We recommended that the University review and modify the standard user profiles to ensure (1) the profiles assigned to users appropriately limit each user’s access to the systems to which they require access based upon their assigned job responsibilities, (2) the authorization limits assigned to each user are appropriate, and (3) supervisory reviews of transactions are required as appropriate.
University officials accepted the recommendation and stated that new policies and related procedures were developed and became effective February 2010. Full implementation is expected to be performed in fiscal year 2011. (For the previous University response, see Digest footnote #1)
INADEQUATE YEAR END ACCOUNTS PAYABLE PROCESS
The University has not established adequate internal controls over accurately identifying and recording period end accounts payable for financial reporting purposes.
During our review of cash disbursements subsequent to year end, we identified seven subsequent disbursements totaling $1,212,182 which pertained to fiscal year 2010, but which were not properly identified by the University. Four of these subsequent disbursements totaling $1,180,130 were not identified because the University’s review of these transactions did not include a review of the shipping documents and any applicable shipping terms. (Finding 3, Pages 10-11)
We recommended that the University review its current process to assess the completeness of its accounts payable at year end and consider changes necessary to ensure all period end accounts payable are accurately identified and recorded. Such procedures should include a determination of when the underlying goods or services were received including a review of shipping documentation and any applicable shipping terms.
University officials accepted the recommendation and stated that they will take the necessary corrective action.
The remaining finding is reportedly being given attention by the University.

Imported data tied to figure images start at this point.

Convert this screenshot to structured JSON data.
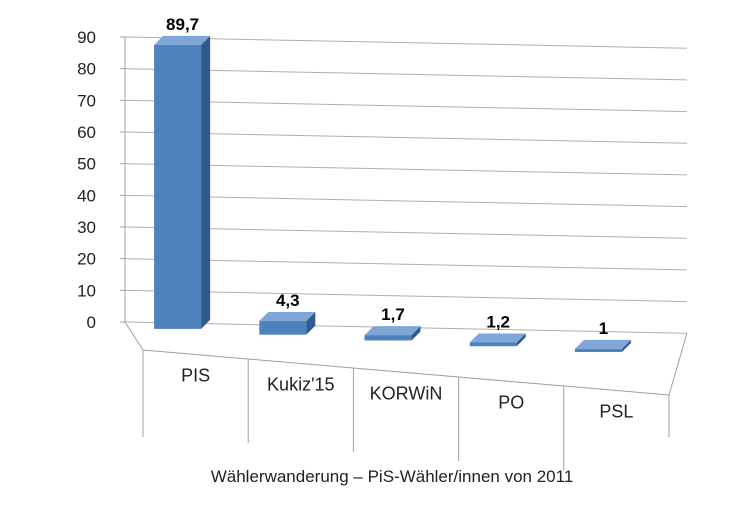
{
  "chart_data": {
    "type": "bar",
    "categories": [
      "PIS",
      "Kukiz'15",
      "KORWiN",
      "PO",
      "PSL"
    ],
    "values": [
      89.7,
      4.3,
      1.7,
      1.2,
      1
    ],
    "data_labels": [
      "89,7",
      "4,3",
      "1,7",
      "1,2",
      "1"
    ],
    "ylim": [
      0,
      90
    ],
    "yticks": [
      "0",
      "10",
      "20",
      "30",
      "40",
      "50",
      "60",
      "70",
      "80",
      "90"
    ],
    "xlabel": "Wählerwanderung – PiS-Wähler/innen  von 2011",
    "grid": true,
    "legend": "none",
    "style": "3d-column"
  },
  "colors": {
    "bar_front": "#4f81bd",
    "bar_side": "#2f5a8f",
    "bar_top": "#7ea6d6",
    "grid": "#b0b0b0",
    "axis": "#a0a0a0"
  }
}
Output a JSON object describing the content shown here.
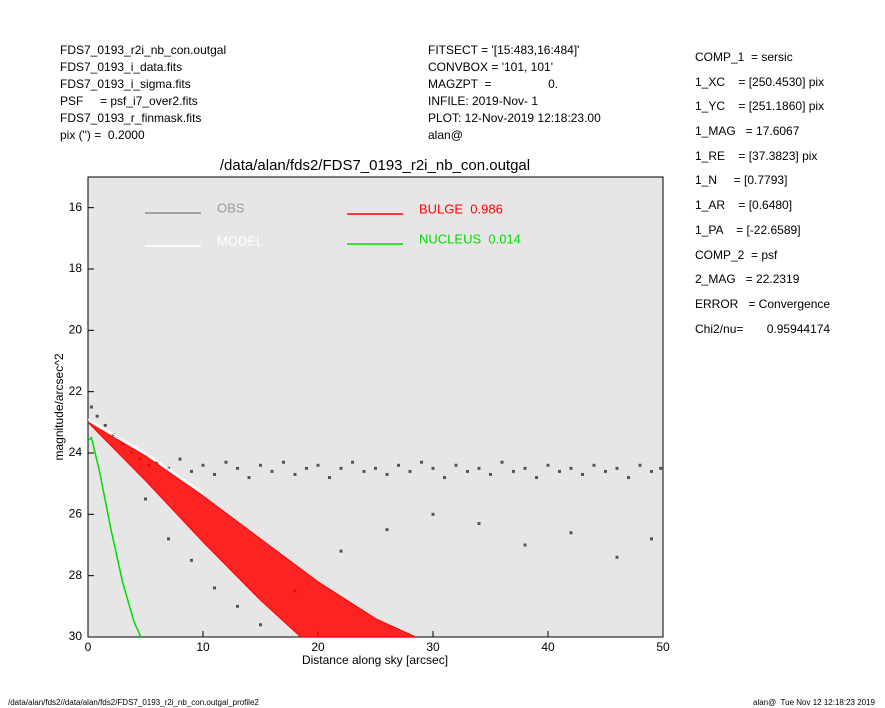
{
  "header": {
    "left": [
      "FDS7_0193_r2i_nb_con.outgal",
      "FDS7_0193_i_data.fits",
      "FDS7_0193_i_sigma.fits",
      "PSF     = psf_i7_over2.fits",
      "FDS7_0193_r_finmask.fits",
      "pix (\") =  0.2000"
    ],
    "middle": [
      "FITSECT = '[15:483,16:484]'",
      "CONVBOX = '101, 101'",
      "MAGZPT  =                 0.",
      "INFILE: 2019-Nov- 1",
      "PLOT: 12-Nov-2019 12:18:23.00",
      "alan@"
    ],
    "right": [
      "COMP_1  = sersic",
      "1_XC    = [250.4530] pix",
      "1_YC    = [251.1860] pix",
      "1_MAG   = 17.6067",
      "1_RE    = [37.3823] pix",
      "1_N     = [0.7793]",
      "1_AR    = [0.6480]",
      "1_PA    = [-22.6589]",
      "COMP_2  = psf",
      "2_MAG   = 22.2319",
      "ERROR   = Convergence",
      "Chi2/nu=       0.95944174"
    ]
  },
  "footer": {
    "left": "/data/alan/fds2//data/alan/fds2/FDS7_0193_r2i_nb_con.outgal_profile2",
    "right": "alan@  Tue Nov 12 12:18:23 2019"
  },
  "chart_data": {
    "type": "scatter",
    "title": "/data/alan/fds2/FDS7_0193_r2i_nb_con.outgal",
    "xlabel": "Distance along sky [arcsec]",
    "ylabel": "magnitude/arcsec^2",
    "xlim": [
      0,
      50
    ],
    "xticks": [
      0,
      10,
      20,
      30,
      40,
      50
    ],
    "ylim": [
      30,
      15
    ],
    "yticks": [
      16,
      18,
      20,
      22,
      24,
      26,
      28,
      30
    ],
    "background": "#e6e6e6",
    "series": [
      {
        "name": "OBS",
        "color": "#555555",
        "kind": "points",
        "x": [
          0.3,
          0.8,
          1.5,
          2.2,
          3,
          3.8,
          4.5,
          5.3,
          6,
          7,
          8,
          9,
          10,
          11,
          12,
          13,
          14,
          15,
          16,
          17,
          18,
          19,
          20,
          21,
          22,
          23,
          24,
          25,
          26,
          27,
          28,
          29,
          30,
          31,
          32,
          33,
          34,
          35,
          36,
          37,
          38,
          39,
          40,
          41,
          42,
          43,
          44,
          45,
          46,
          47,
          48,
          49,
          49.8,
          5,
          7,
          9,
          11,
          13,
          15,
          18,
          22,
          26,
          30,
          34,
          38,
          42,
          46,
          49
        ],
        "values": [
          22.5,
          22.8,
          23.1,
          23.4,
          23.7,
          24,
          24.2,
          24.4,
          24.3,
          24.5,
          24.2,
          24.6,
          24.4,
          24.7,
          24.3,
          24.5,
          24.8,
          24.4,
          24.6,
          24.3,
          24.7,
          24.5,
          24.4,
          24.8,
          24.5,
          24.3,
          24.6,
          24.5,
          24.7,
          24.4,
          24.6,
          24.3,
          24.5,
          24.8,
          24.4,
          24.6,
          24.5,
          24.7,
          24.3,
          24.6,
          24.5,
          24.8,
          24.4,
          24.6,
          24.5,
          24.7,
          24.4,
          24.6,
          24.5,
          24.8,
          24.4,
          24.6,
          24.5,
          25.5,
          26.8,
          27.5,
          28.4,
          29,
          29.6,
          28.5,
          27.2,
          26.5,
          26,
          26.3,
          27,
          26.6,
          27.4,
          26.8
        ]
      },
      {
        "name": "MODEL",
        "color": "#ffffff",
        "kind": "line",
        "x": [
          0,
          5,
          10
        ],
        "values": [
          22.9,
          24,
          25.3
        ]
      },
      {
        "name": "BULGE  0.986",
        "color": "#ff0000",
        "kind": "band",
        "x": [
          0,
          5,
          10,
          15,
          18.5
        ],
        "values": [
          23,
          24.9,
          26.9,
          28.8,
          30
        ],
        "x2": [
          0,
          5,
          10,
          15,
          20,
          25,
          28.5
        ],
        "values2": [
          23,
          24.1,
          25.4,
          26.8,
          28.2,
          29.4,
          30
        ]
      },
      {
        "name": "NUCLEUS  0.014",
        "color": "#00dd00",
        "kind": "line",
        "x": [
          0,
          0.3,
          1,
          2,
          3,
          4,
          4.6
        ],
        "values": [
          23.6,
          23.5,
          24.6,
          26.5,
          28.2,
          29.5,
          30
        ]
      }
    ]
  }
}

We will review the University’s progress towards the implementation of our recommendations in our next engagement.
Our auditors state the June 30, 2010 financial statements are fairly presented in all material respects.
WILLIAM G. HOLLAND
SPECIAL ASSISTANT AUDITORS
KPMG were our special assistant auditors.
#1 –Inadequate Controls Over User Access to Information Systems – Previous University Response
Accepted. The University’s highly distributed operating environment involves several thousand system users, in hundreds of departments across three campuses. These users are engaged in a variety of business and administrative functions necessary to perform the mission of the University. In connection with the implementation of the integrated information systems (Banner Systems) several years ago, certain system level controls and other processes were put in place to restrict accounts/funds accessible for users to post journal entries and also limit the ability of users to perform many other types of transactions. The University believes that many of these controls have been effective, but does agree that improvement to the user access control environment is needed and will be beneficial.
Since mid fiscal-year 2009, the University has been actively developing new policies and procedures to improve the controls over user access to information systems. Included in these improvements are new policies and procedures addressing controls over the set-up/maintenance of appropriate user access profiles and processes to be followed by unit security contacts (USCs). The improved USC controls include formally documented periodic reviews of user access, as well as training and other enhancements. The University’s target date for implementation is June 30, 2010. Staff has been increased and realigned in this area in preparation of implementation. The University plans to develop further user access controls enhancements, and implement the new policies and procedures noted above, to address the recommendations in this finding.